Sample rate has nothing to do with -3dB bandwidth. Some old examples of this include both analog and digital sampling oscilloscopes, sampling frequency counters, and especially sampling RF voltmeters which make accurate RMS measurements into the GHz range using sampling rates of 10s of kHz. These instruments have zero anti-aliasing and input bandwidth is determined by sampling gate width, any circuits before the sampling gate (usually none), and ultimately physical construction.
Digital storage oscilloscopes can make the same measurements these instruments do in the same way within the limits of their input circuits irrespective of their sampling rate. (1) This reflects the chief difference between "sampling" and normal instruments; sampling instruments have high bandwidths because they move their sampling process to a point earlier in the signal chain.
The older DSOs either didn't care (Tek2230) or had such a high sampling rate they could use a Gaussian roll-off frequency response and still had enough headroom at their maximum samplerate (TDS200 series).
Did not care pretty much sums it up. Anti-aliasing filters are not required for oscilloscope applications and actually conflict with them. These old instruments did not include anti-aliasing filters because they were not needed and would detract from their performance and intended applications. Instead of adding anti-aliasing, functions like peak detection, histogram acquisition, and huge record lengths (LeCroy) were added.
However if you want to get the maximum bandwidth versus samplerate then the golden spot is to have the bandwidth at fs/2.5 where sin x/x reconstruction still works well. That gives enough headroom to have a reasonable anti-aliasing filter without too much 'funny' side effects. The ENOB on most scopes is likely 7 bits (or even less) so 42dB of attenuation at fs/1.7 (*) is enough.
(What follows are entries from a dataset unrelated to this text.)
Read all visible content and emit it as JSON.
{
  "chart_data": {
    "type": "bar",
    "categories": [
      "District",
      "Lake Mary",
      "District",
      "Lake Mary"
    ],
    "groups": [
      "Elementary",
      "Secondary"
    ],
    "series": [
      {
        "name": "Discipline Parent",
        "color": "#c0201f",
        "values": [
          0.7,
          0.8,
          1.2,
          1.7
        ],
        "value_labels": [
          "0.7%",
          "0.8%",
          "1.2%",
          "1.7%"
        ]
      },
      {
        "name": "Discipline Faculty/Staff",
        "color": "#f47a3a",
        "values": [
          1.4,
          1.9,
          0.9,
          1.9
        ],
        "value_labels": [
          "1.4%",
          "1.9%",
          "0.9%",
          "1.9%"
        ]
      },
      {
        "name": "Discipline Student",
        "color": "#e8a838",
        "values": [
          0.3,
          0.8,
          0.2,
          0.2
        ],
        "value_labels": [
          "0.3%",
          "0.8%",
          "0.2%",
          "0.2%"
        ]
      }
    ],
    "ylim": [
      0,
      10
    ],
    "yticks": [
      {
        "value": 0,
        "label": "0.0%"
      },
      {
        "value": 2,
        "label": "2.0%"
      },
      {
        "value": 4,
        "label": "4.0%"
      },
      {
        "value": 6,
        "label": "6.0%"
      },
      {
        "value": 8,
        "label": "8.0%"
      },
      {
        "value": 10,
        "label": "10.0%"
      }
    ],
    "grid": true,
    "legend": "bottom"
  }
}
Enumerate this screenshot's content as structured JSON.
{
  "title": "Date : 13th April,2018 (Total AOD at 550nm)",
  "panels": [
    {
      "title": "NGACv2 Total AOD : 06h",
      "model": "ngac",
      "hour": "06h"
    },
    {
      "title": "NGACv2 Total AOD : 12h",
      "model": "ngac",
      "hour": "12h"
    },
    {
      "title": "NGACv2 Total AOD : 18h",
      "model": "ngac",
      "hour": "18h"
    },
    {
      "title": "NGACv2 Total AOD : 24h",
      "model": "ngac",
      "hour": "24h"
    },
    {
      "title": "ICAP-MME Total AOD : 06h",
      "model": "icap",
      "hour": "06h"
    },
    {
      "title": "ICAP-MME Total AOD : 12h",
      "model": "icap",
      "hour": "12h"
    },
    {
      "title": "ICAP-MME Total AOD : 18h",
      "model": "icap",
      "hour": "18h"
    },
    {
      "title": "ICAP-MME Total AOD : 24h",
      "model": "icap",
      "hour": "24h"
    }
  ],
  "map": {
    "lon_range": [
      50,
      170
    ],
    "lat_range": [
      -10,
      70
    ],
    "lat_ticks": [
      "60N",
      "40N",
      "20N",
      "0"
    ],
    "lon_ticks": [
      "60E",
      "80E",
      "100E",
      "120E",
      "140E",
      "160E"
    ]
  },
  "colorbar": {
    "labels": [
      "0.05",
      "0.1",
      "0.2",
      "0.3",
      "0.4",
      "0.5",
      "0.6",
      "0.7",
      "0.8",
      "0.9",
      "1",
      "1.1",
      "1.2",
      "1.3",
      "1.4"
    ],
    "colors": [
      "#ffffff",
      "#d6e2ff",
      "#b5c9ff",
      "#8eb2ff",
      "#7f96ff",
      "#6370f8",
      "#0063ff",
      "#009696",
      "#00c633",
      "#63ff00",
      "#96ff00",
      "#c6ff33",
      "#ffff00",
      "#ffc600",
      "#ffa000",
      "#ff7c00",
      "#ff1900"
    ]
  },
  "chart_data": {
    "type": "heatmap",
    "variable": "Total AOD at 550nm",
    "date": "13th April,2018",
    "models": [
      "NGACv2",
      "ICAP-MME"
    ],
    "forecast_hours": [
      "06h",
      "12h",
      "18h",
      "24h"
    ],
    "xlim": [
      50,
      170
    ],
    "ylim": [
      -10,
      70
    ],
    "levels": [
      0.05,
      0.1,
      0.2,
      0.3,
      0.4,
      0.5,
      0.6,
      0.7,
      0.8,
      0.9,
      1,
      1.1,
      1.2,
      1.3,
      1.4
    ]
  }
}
Fsample/2.5 is an arbitrary criteria. At various times it has been Fsample/4, Fsample/5, or Fsample/10. Fsample/2.5 does *not* give nearly enough headroom for any anti-aliasing filter with acceptable transient response because the transition band between the -3dB bandwidth and Nyquist frequency is just too small even for only 8-bit resolution. It can work for audio but not for a time domain instrument and even audio applications now use much higher oversampling ratios with large transition bands. (2)
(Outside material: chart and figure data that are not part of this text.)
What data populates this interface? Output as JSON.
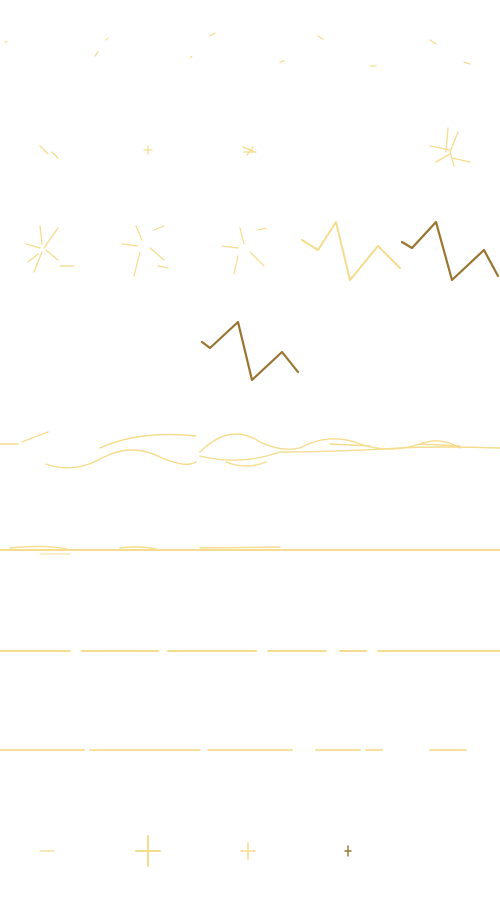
{
  "sheet": {
    "background": "#ffffff",
    "palette": {
      "light_gold": "#f5dc8e",
      "pale_gold": "#f7e4a6",
      "dark_gold": "#9a7431"
    },
    "rows": [
      {
        "name": "sparkle-row",
        "frames": 5,
        "icon": "sparkle-dots-icon"
      },
      {
        "name": "burst-row",
        "frames": 4,
        "icon": "burst-icon"
      },
      {
        "name": "lightning-row-a",
        "frames": 5,
        "icon": "lightning-icon"
      },
      {
        "name": "lightning-row-b",
        "frames": 1,
        "icon": "lightning-icon"
      },
      {
        "name": "wave-row",
        "frames": 1,
        "icon": "wave-stroke-icon"
      },
      {
        "name": "line-row-a",
        "frames": 1,
        "icon": "glow-line-icon"
      },
      {
        "name": "line-row-b",
        "frames": 1,
        "icon": "dashed-line-icon"
      },
      {
        "name": "line-row-c",
        "frames": 1,
        "icon": "fading-line-icon"
      },
      {
        "name": "star-row",
        "frames": 4,
        "icon": "star-sparkle-icon"
      }
    ]
  }
}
* Say you have a 1Gs/s scope. fs/2.5=400MHz bandwidth. FNyquist=500MHz. Because the anti aliasing filters wraps around the nyquist frequency you'll need at least 42dB of dampening at 600MHz (in the analog domain). 600MHz= approx. fs/1,7
I wish you good luck making that filter. The practically unknown example I gave was 24dB/octave and that was only at 20 and 100 MHz. There is a reason elliptical filters typically used for anti-aliasing are absolutely *not* used in time domain applications.
The original question involved compensating the bandwidth in software and high end DSOs, especially high bandwidth ones, do exactly this. I think Keysight has discussed this issue in depth. The frequency and phase response is tested during calibration and the correction factors are used to produce what I assume is a FIR filter to correct the response.
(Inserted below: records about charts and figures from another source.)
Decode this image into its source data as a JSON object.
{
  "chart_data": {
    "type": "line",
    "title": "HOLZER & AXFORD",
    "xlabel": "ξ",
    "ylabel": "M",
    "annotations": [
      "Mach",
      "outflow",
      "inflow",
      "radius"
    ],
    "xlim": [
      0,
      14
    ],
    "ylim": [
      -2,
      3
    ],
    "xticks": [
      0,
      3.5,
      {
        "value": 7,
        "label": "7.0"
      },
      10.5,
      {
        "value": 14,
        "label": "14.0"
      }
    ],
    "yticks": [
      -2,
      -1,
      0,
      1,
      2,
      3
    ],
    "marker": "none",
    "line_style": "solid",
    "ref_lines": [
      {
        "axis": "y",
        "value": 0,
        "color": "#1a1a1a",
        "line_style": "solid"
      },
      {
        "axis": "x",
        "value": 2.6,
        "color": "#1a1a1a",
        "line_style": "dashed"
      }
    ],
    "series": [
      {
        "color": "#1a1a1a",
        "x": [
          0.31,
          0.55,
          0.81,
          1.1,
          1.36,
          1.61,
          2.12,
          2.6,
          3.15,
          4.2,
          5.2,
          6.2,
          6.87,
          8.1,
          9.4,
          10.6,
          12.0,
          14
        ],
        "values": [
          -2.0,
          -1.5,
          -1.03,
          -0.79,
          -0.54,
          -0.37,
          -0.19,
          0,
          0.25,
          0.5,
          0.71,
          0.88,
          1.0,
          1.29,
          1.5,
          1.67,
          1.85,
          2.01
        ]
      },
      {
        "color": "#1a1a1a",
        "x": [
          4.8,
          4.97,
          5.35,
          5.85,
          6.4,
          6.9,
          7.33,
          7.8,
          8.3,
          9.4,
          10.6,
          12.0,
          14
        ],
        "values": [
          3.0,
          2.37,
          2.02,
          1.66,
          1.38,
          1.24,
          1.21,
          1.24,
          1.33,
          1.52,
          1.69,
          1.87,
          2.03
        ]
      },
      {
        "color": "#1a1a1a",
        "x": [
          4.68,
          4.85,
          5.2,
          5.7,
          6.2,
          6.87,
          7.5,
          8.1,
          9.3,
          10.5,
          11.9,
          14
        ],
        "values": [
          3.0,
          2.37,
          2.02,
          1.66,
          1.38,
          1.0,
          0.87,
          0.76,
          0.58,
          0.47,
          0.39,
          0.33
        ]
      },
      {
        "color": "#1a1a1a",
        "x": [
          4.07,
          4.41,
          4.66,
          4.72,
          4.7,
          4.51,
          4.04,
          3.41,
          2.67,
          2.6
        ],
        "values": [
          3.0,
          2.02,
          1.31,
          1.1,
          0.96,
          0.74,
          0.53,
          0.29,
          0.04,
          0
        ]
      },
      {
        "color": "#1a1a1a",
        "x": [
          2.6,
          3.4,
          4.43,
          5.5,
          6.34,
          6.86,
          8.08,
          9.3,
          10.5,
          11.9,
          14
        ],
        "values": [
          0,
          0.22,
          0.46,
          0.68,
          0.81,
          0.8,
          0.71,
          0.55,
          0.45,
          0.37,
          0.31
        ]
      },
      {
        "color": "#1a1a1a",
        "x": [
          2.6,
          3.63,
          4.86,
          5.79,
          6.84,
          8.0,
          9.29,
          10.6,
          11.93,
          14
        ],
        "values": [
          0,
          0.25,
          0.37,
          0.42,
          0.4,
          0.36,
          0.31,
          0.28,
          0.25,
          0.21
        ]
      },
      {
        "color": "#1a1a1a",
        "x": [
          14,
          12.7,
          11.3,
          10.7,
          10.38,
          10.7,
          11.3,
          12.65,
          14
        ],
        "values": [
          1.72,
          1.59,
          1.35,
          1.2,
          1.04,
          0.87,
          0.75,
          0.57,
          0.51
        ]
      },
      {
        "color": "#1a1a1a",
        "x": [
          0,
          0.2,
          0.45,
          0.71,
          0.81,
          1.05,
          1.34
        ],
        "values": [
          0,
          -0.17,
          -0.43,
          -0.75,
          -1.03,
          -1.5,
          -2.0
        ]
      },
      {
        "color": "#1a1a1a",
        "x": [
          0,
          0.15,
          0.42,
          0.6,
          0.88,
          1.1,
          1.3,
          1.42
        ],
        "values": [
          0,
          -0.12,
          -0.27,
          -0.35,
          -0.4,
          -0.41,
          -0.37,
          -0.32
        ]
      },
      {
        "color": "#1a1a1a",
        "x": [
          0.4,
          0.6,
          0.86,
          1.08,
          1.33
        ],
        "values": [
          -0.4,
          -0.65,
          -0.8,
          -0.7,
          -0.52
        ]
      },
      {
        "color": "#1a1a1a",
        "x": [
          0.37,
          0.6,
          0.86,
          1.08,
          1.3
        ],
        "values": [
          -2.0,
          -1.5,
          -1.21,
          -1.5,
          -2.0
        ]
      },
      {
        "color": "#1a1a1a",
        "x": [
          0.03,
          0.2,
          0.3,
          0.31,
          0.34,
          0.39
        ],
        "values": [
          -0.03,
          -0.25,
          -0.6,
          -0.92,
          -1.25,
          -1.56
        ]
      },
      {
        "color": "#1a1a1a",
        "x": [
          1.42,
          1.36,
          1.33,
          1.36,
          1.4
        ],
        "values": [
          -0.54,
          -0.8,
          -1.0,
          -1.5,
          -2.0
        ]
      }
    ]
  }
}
But no software could correct for the response of the anti-aliasing filter you are suggesting. The poor transient response would overload the digitizer on peaks and the response would shift too much with time and temperature. Even DSOs which no extra filtering have this later problem which is why bandwidth and rise time specifications are qualified to a specific temperature range. True anti-alias filters would make this much worse.
(1) DSOs which operate on their processed display record like Rigol cannot make these measurements which is actually a step back from analog oscilloscopes which can. Unless special care is taken, the processing to produce the display record destroys the histogram of the original signal.
(2) Many disagree that this works or ever worked for audio but the question has become irrelevant since this is not done anymore.